Carlisle gave an introduction to the novel, talking about its history and noting its many accomplishments. In November of 1959, Capote happened to come across a small article in the new York Times about the murder of the Clutter family. He then set out to write a four piece series about the circumstances of the murder, but ended up being consumed by the work. He followed through until the very end and could not finish the piece until after the execution of the murderers, Dick Hickock and Perry Smith. After she spoke, Cowser elaborated a bit on the history of the novel and the effect it had on Capote, saying “writing the novel made him throw up every morning.”
Lenney discussed some of the ethics of the book. She had a unique perspective–she’s written a novel about the murder of her own father. She questioned how accurate Capote’s accounts of the murder and the following events were, although he stated numerous times that every single thing he wrote down is factual.
Mackall expanded upon her discussion, slamming Capote’s treatment of the Clutter family. He particularly talked about how Capote dotes over Hickock and Smith, while creating a nearly fake picture of the Clutter family.

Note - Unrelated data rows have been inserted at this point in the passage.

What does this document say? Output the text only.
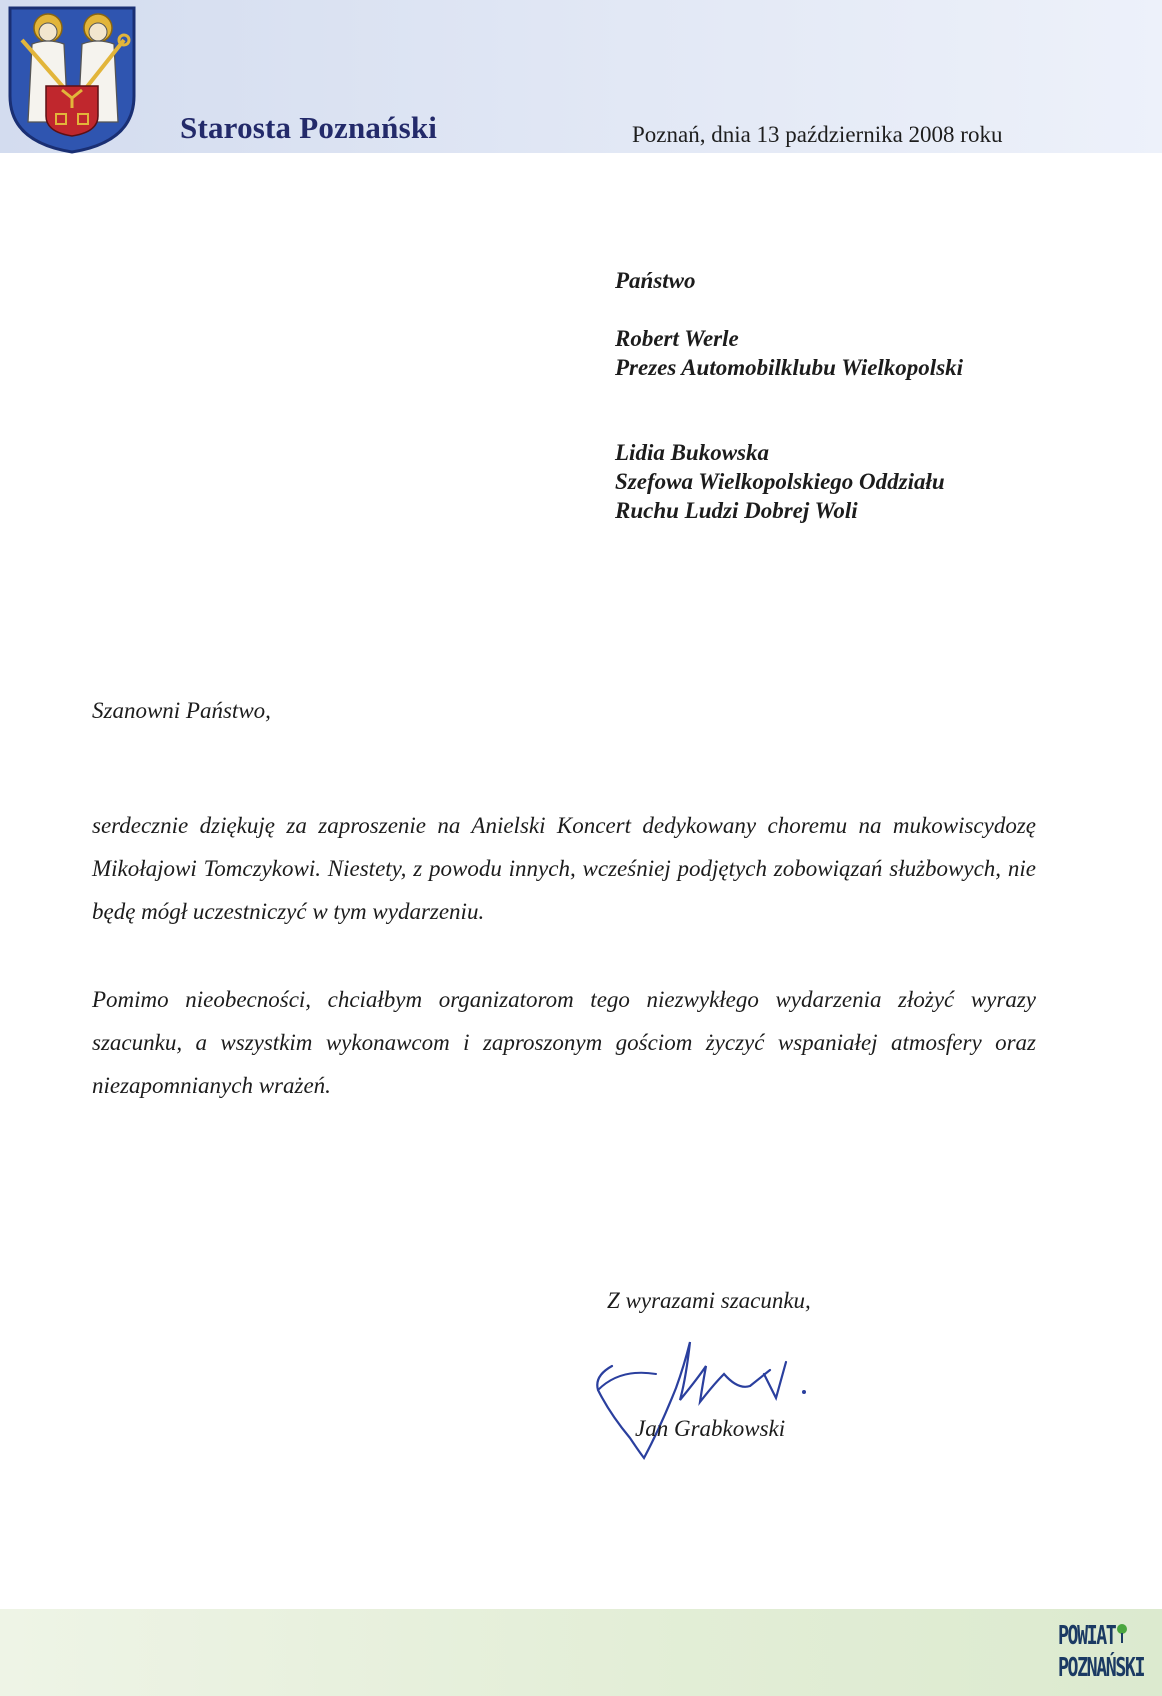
Starosta Poznański	Poznań, dnia 13 października 2008 roku
Państwo
Robert Werle
Prezes Automobilklubu Wielkopolski
Lidia Bukowska
Szefowa Wielkopolskiego Oddziału
Ruchu Ludzi Dobrej Woli
Szanowni Państwo,
serdecznie dziękuję za zaproszenie na Anielski Koncert dedykowany choremu na mukowiscydozę Mikołajowi Tomczykowi. Niestety, z powodu innych, wcześniej podjętych zobowiązań służbowych, nie będę mógł uczestniczyć w tym wydarzeniu.
Pomimo nieobecności, chciałbym organizatorom tego niezwykłego wydarzenia złożyć wyrazy szacunku, a wszystkim wykonawcom i zaproszonym gościom życzyć wspaniałej atmosfery oraz niezapomnianych wrażeń.
Z wyrazami szacunku,
Jan Grabkowski
POWIAT
POZNAŃSKI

He says Nancy had a life that tragically ended when “two losers blew [her] away with a shotgun,” and that the focus of the novel should not be an empathetic look at the murderers. He notes that Capote paints the Clutter family as nearly perfect.
Carlisle, who clearly loves the book, was also critical of the portrayal of the Clutter family. They seem “too good to be true.” Their characters are unbelieveable–Herb is the perfect family man and a good Christian. Bonnie suffers from depression, but is still a good mother and Herb takes care of her lovingly. Kenyon, the son, is quiet but a good kid. Nancy is the cherry on top. A great student, a mentor to the younger girls in the town, and in a good, steady relationship with a nice boy. However, according to Harper Lee’s notes, (who accompanied Capote to Holcomb) the Clutter family seemed broken. The religious imagery in the house was overwhelming (In Lee’s words, “modern religious crap”) and Herb seemed like a man who needed to constantly control his family. Carlisle also brought up the fact that the Clutter’s other children think Capote misrepresented their family. However, could any representation of a family that was brutally murdered suffice?
Finally, Stuckey-French spoke up. Offering a completely different perspective on the book, he argued that is was a “queer book about a gay man written by a gay man.” While I hadn’t yet thought of the novel in this light, it was an interesting thought. He pointed out that Capote spends a lot of the novel fawning over Smith, describing him in great detail, making the reader feel empathetic for his struggles. When there was time left over for questions, I directed mine at Stuckey-French, noting that I had a more psychological view on the book (probably due to my field of study) and didn’t notice the LGBTQ undertones. I asked about specific instances in which he felt Capote addressed homosexuality and he gave me a long answer, noting Hickock playing with Smith’s emotions, and Smith’s scorn towards Hickock’s perversions. Furthermore, he noted that this queer presence in the novel starts on page 15. I am now home and have been able to look at that page. Here, Capote starts to introduce the trust issues in Hickock and Smith’s relationship and shows Smith’s desperate attempts to keep Perry around. I am looking forward to re-reading the book and looking for themes I may have missed the first time through.
Melissa Adkins is an editorial assistant with Assay.